Percival knew someone had had to die to close the veil, and it wasn't that he would have wished that on anyone else. He just wished it had been him rather than Lancelot.

He had lost the second man he had absolutely trusted.

It was strange, having two ghosts at his back where there had once been one, where there had once been none.

The years came and went, and Percival took them in stride. He risked his lives for his brother-knights, and they risked theirs for him. Arthur became king, and Percival tried to keep an eye on Merlin as much as he could. He had never forgotten about the magic, but he could never figure out how to tell Merlin he knew, and he knew that made him a coward. But words had never come easy to him, and he disliked speaking of Lancelot now as much as he disliked speaking of Brynne and Wyland; he preferred to keep their memories tucked close to his heart, unspoiled by words. And speaking of Merlin's magic would require speaking of Lancelot.

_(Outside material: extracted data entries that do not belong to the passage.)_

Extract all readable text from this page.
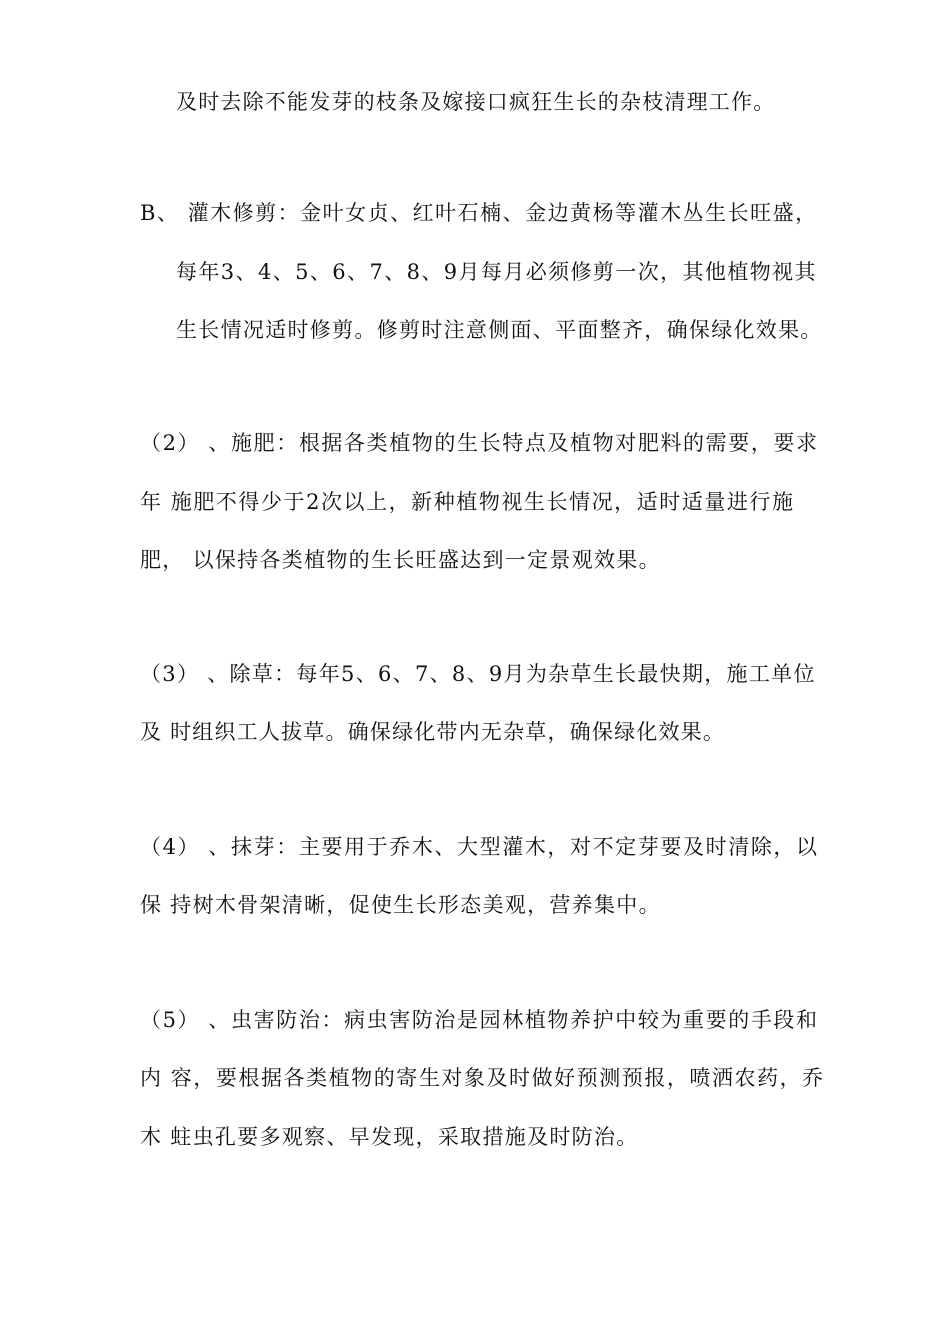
及时去除不能发芽的枝条及嫁接口疯狂生长的杂枝清理工作。
B、 灌木修剪：金叶女贞、红叶石楠、金边黄杨等灌木丛生长旺盛，
每年3、4、5、6、7、8、9月每月必须修剪一次，其他植物视其
生长情况适时修剪。修剪时注意侧面、平面整齐，确保绿化效果。
（2） 、施肥：根据各类植物的生长特点及植物对肥料的需要，要求
年 施肥不得少于2次以上，新种植物视生长情况，适时适量进行施
肥， 以保持各类植物的生长旺盛达到一定景观效果。
（3） 、除草：每年5、6、7、8、9月为杂草生长最快期，施工单位
及 时组织工人拔草。确保绿化带内无杂草，确保绿化效果。
（4） 、抹芽：主要用于乔木、大型灌木，对不定芽要及时清除，以
保 持树木骨架清晰，促使生长形态美观，营养集中。
（5） 、虫害防治：病虫害防治是园林植物养护中较为重要的手段和
内 容，要根据各类植物的寄生对象及时做好预测预报，喷洒农药，乔
木 蛀虫孔要多观察、早发现，采取措施及时防治。
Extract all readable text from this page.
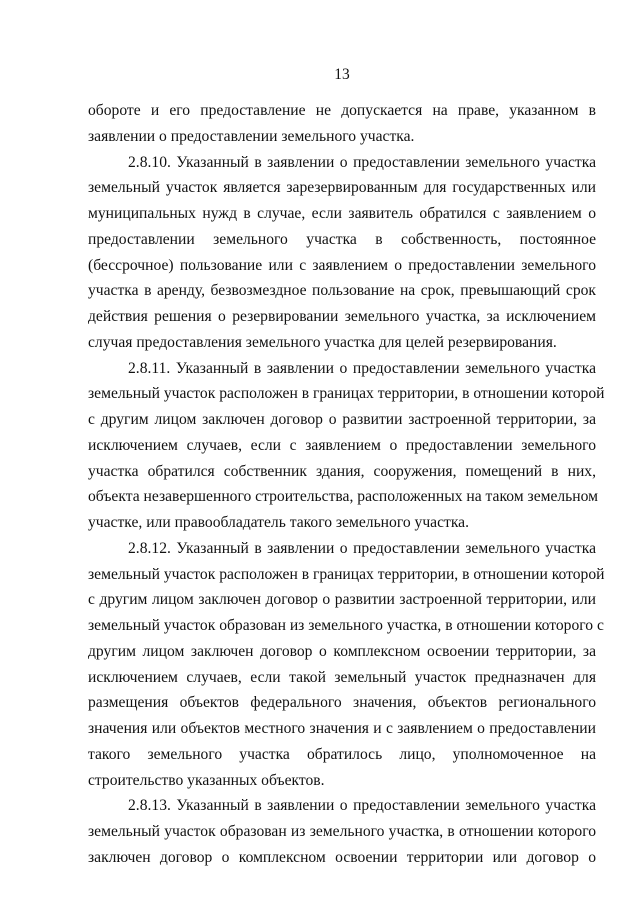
13
обороте и его предоставление не допускается на праве, указанном в
заявлении о предоставлении земельного участка.
2.8.10. Указанный в заявлении о предоставлении земельного участка
земельный участок является зарезервированным для государственных или
муниципальных нужд в случае, если заявитель обратился с заявлением о
предоставлении земельного участка в собственность, постоянное
(бессрочное) пользование или с заявлением о предоставлении земельного
участка в аренду, безвозмездное пользование на срок, превышающий срок
действия решения о резервировании земельного участка, за исключением
случая предоставления земельного участка для целей резервирования.
2.8.11. Указанный в заявлении о предоставлении земельного участка
земельный участок расположен в границах территории, в отношении которой
с другим лицом заключен договор о развитии застроенной территории, за
исключением случаев, если с заявлением о предоставлении земельного
участка обратился собственник здания, сооружения, помещений в них,
объекта незавершенного строительства, расположенных на таком земельном
участке, или правообладатель такого земельного участка.
2.8.12. Указанный в заявлении о предоставлении земельного участка
земельный участок расположен в границах территории, в отношении которой
с другим лицом заключен договор о развитии застроенной территории, или
земельный участок образован из земельного участка, в отношении которого с
другим лицом заключен договор о комплексном освоении территории, за
исключением случаев, если такой земельный участок предназначен для
размещения объектов федерального значения, объектов регионального
значения или объектов местного значения и с заявлением о предоставлении
такого земельного участка обратилось лицо, уполномоченное на
строительство указанных объектов.
2.8.13. Указанный в заявлении о предоставлении земельного участка
земельный участок образован из земельного участка, в отношении которого
заключен договор о комплексном освоении территории или договор о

So he tried to keep an eye on him from a distance, making sure he had food and rest on their trips, and told himself that was enough.

And he fought at Gwaine's back when he could, because much as Gwaine trusted the knights of the Round Table with his life, he was still a bit distant around anyone else. Elyan was somehow easier to talk to than most of the others, with his own sense of reticence and sharp sense of humor, and Percival fell in with him whenever he could.

And life was good.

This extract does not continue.